Kronolojik akış seçeneklerini tercih edin: Eğer platformunuzda böyle bir seçenek varsa, algoritmaların değil, zamanın belirlediği bir akışı takip edebilirsiniz. Farklı platformları keşfedin: Alternatif sosyal medya uygulamalarını ve merkeziyetsiz ağları deneyerek farklı bir deneyim elde edebilirsiniz. Bilgiyi sorgulayın: Karşınıza çıkan içeriğin neden gösterildiğini ve kimin yararına olduğunu sorgulamak, sosyal medya tüketiminizi daha bilinçli hale getirebilir. Bilinçli etkileşimde bulunun: Algoritmalar genellikle en çok etkileşimde bulunduğunuz içerikleri öne çıkarır. Bu yüzden takip ettiğiniz hesapları ve beğendiğiniz içerikleri stratejik olarak seçebilirsiniz.

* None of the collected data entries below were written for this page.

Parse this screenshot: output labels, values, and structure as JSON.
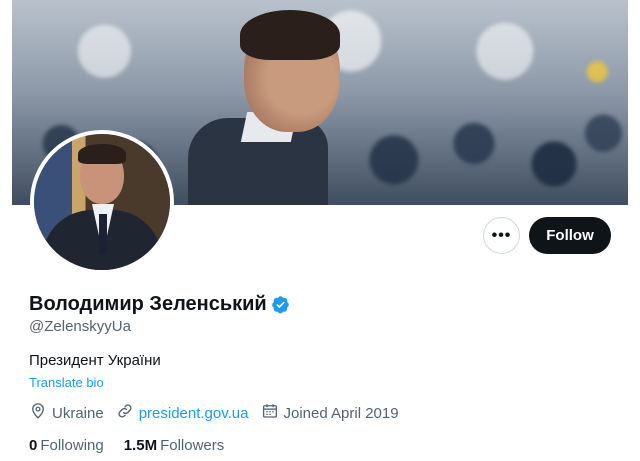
{
  "profile": {
    "name": "Володимир Зеленський",
    "handle": "@ZelenskyyUa",
    "bio": "Президент України",
    "translate_label": "Translate bio",
    "location": "Ukraine",
    "website": "president.gov.ua",
    "joined": "Joined April 2019",
    "verified": true
  },
  "actions": {
    "more_label": "•••",
    "follow_label": "Follow"
  },
  "stats": {
    "following_count": "0",
    "following_label": "Following",
    "followers_count": "1.5M",
    "followers_label": "Followers"
  },
  "icons": {
    "location": "location-pin-icon",
    "link": "link-icon",
    "calendar": "calendar-icon",
    "verified": "verified-badge-icon"
  },
  "colors": {
    "accent": "#1d9bf0",
    "text_primary": "#0f1419",
    "text_secondary": "#536471",
    "follow_bg": "#0f1419"
  }
}
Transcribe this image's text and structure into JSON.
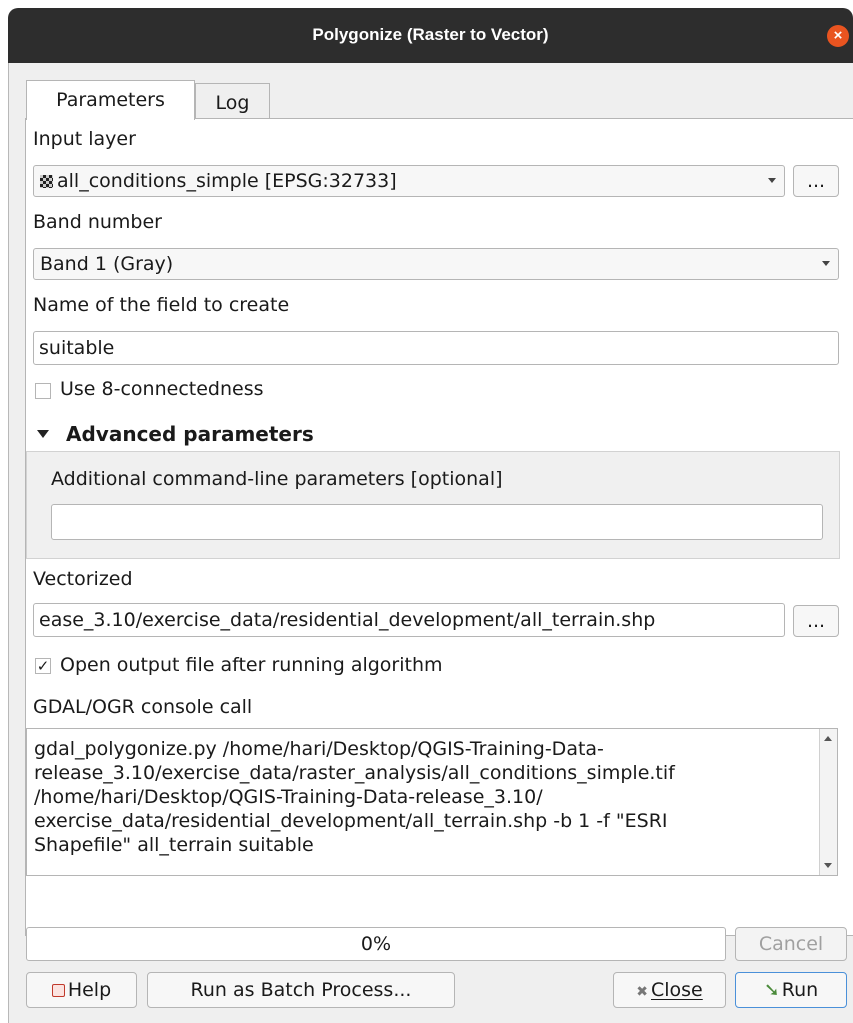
{
  "window": {
    "title": "Polygonize (Raster to Vector)",
    "close_glyph": "×"
  },
  "tabs": [
    {
      "label": "Parameters",
      "active": true
    },
    {
      "label": "Log",
      "active": false
    }
  ],
  "params": {
    "input_layer": {
      "label": "Input layer",
      "value": "all_conditions_simple [EPSG:32733]",
      "icon": "raster-layer-icon",
      "browse_label": "..."
    },
    "band_number": {
      "label": "Band number",
      "value": "Band 1 (Gray)"
    },
    "field_name": {
      "label": "Name of the field to create",
      "value": "suitable"
    },
    "connectedness": {
      "label": "Use 8-connectedness",
      "checked": false
    },
    "advanced": {
      "header": "Advanced parameters",
      "extra_label": "Additional command-line parameters [optional]",
      "extra_value": ""
    },
    "vectorized": {
      "label": "Vectorized",
      "value": "ease_3.10/exercise_data/residential_development/all_terrain.shp",
      "browse_label": "..."
    },
    "open_output": {
      "label": "Open output file after running algorithm",
      "checked": true,
      "check_glyph": "✓"
    },
    "console": {
      "label": "GDAL/OGR console call",
      "lines": [
        "gdal_polygonize.py /home/hari/Desktop/QGIS-Training-Data-",
        "release_3.10/exercise_data/raster_analysis/all_conditions_simple.tif",
        "/home/hari/Desktop/QGIS-Training-Data-release_3.10/",
        "exercise_data/residential_development/all_terrain.shp -b 1 -f \"ESRI",
        "Shapefile\" all_terrain suitable"
      ]
    }
  },
  "progress": {
    "value": 0,
    "text": "0%"
  },
  "buttons": {
    "cancel": "Cancel",
    "help": "Help",
    "batch": "Run as Batch Process...",
    "close": "Close",
    "run": "Run"
  },
  "colors": {
    "titlebar": "#2d2d2d",
    "close_button": "#e95420",
    "disabled_text": "#a0a0a0"
  }
}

“Free Our Feeds” hareketi, dijital dünyada bireylerin daha fazla söz sahibi olması için önemli bir adım. McLuhan’ın medya eleştirileri ve Habermas’ın kamusal alan kavramı ışığında değerlendirildiğinde, sosyal medya platformlarının kontrolü kimde olduğu büyük bir tartışma konusudur. Kullanıcılar, sosyal medya kullanımını daha bilinçli hale getirerek, algoritmaların yönlendirdiği değil, kendi tercihlerine dayalı bir dijital deneyim oluşturabilirler. Kontrolü geri almak sizin elinizde!

Kaynakça

  • McLuhan, M. (1964). Understanding Media: The Extensions of Man. MIT Press.

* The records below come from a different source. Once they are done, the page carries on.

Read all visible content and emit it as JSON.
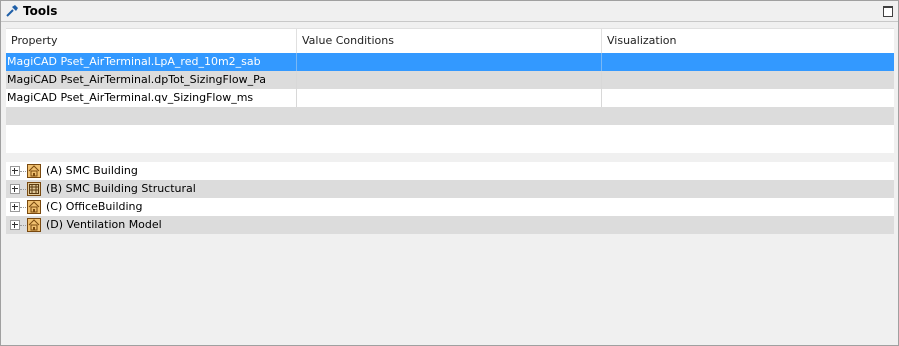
{
  "window": {
    "title": "Tools",
    "title_icon": "hammer-icon",
    "maximize_icon": "maximize-icon"
  },
  "grid": {
    "columns": [
      "Property",
      "Value Conditions",
      "Visualization"
    ],
    "rows": [
      {
        "property": "MagiCAD Pset_AirTerminal.LpA_red_10m2_sab",
        "value_conditions": "",
        "visualization": "",
        "selected": true
      },
      {
        "property": "MagiCAD Pset_AirTerminal.dpTot_SizingFlow_Pa",
        "value_conditions": "",
        "visualization": "",
        "selected": false
      },
      {
        "property": "MagiCAD Pset_AirTerminal.qv_SizingFlow_ms",
        "value_conditions": "",
        "visualization": "",
        "selected": false
      }
    ],
    "selection_color": "#3399ff"
  },
  "tree": {
    "items": [
      {
        "label": "(A) SMC Building",
        "icon": "building-icon"
      },
      {
        "label": "(B) SMC Building Structural",
        "icon": "structural-building-icon"
      },
      {
        "label": "(C) OfficeBuilding",
        "icon": "building-icon"
      },
      {
        "label": "(D) Ventilation Model",
        "icon": "building-icon"
      }
    ]
  }
}
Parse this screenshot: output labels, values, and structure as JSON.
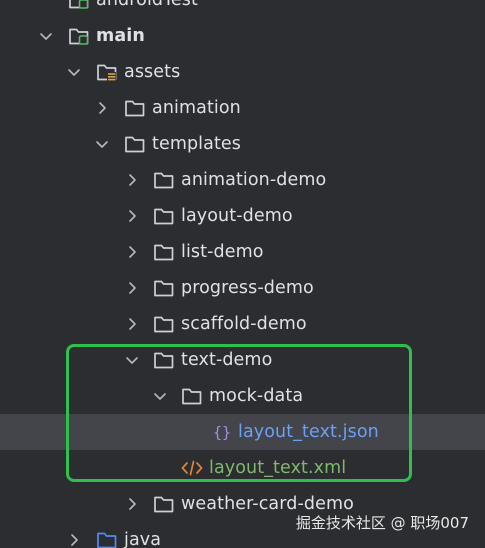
{
  "tree": {
    "nodes": [
      {
        "label": "androidTest",
        "icon": "module-folder-icon",
        "chevron": "none",
        "level": 1
      },
      {
        "label": "main",
        "icon": "module-folder-icon",
        "chevron": "down",
        "level": 1,
        "bold": true
      },
      {
        "label": "assets",
        "icon": "resources-folder-icon",
        "chevron": "down",
        "level": 2
      },
      {
        "label": "animation",
        "icon": "folder-icon",
        "chevron": "right",
        "level": 3
      },
      {
        "label": "templates",
        "icon": "folder-icon",
        "chevron": "down",
        "level": 3
      },
      {
        "label": "animation-demo",
        "icon": "folder-icon",
        "chevron": "right",
        "level": 4
      },
      {
        "label": "layout-demo",
        "icon": "folder-icon",
        "chevron": "right",
        "level": 4
      },
      {
        "label": "list-demo",
        "icon": "folder-icon",
        "chevron": "right",
        "level": 4
      },
      {
        "label": "progress-demo",
        "icon": "folder-icon",
        "chevron": "right",
        "level": 4
      },
      {
        "label": "scaffold-demo",
        "icon": "folder-icon",
        "chevron": "right",
        "level": 4
      },
      {
        "label": "text-demo",
        "icon": "folder-icon",
        "chevron": "down",
        "level": 4
      },
      {
        "label": "mock-data",
        "icon": "folder-icon",
        "chevron": "down",
        "level": 5
      },
      {
        "label": "layout_text.json",
        "icon": "json-file-icon",
        "chevron": "none",
        "level": 6,
        "selected": true,
        "kind": "json"
      },
      {
        "label": "layout_text.xml",
        "icon": "xml-file-icon",
        "chevron": "none",
        "level": 5,
        "kind": "xml"
      },
      {
        "label": "weather-card-demo",
        "icon": "folder-icon",
        "chevron": "right",
        "level": 4
      },
      {
        "label": "java",
        "icon": "source-folder-icon",
        "chevron": "right",
        "level": 2
      }
    ]
  },
  "highlight_color": "#2fbf4f",
  "colors": {
    "background": "#2b2d30",
    "selection": "#43454a",
    "text": "#dfe1e5",
    "json": "#6aa0f5",
    "xml": "#7fb86e"
  },
  "watermark": "掘金技术社区 @ 职场007"
}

  • Habermas, J. (1989). The Structural Transformation of the Public Sphere: An Inquiry into a Category of Bourgeois Society. MIT Press.
  • Zuboff, S. (2019). The Age of Surveillance Capitalism: The Fight for a Human Future at the New Frontier of Power. PublicAffairs.
  • Pariser, E. (2011). The Filter Bubble: What the Internet Is Hiding from You. Penguin Books.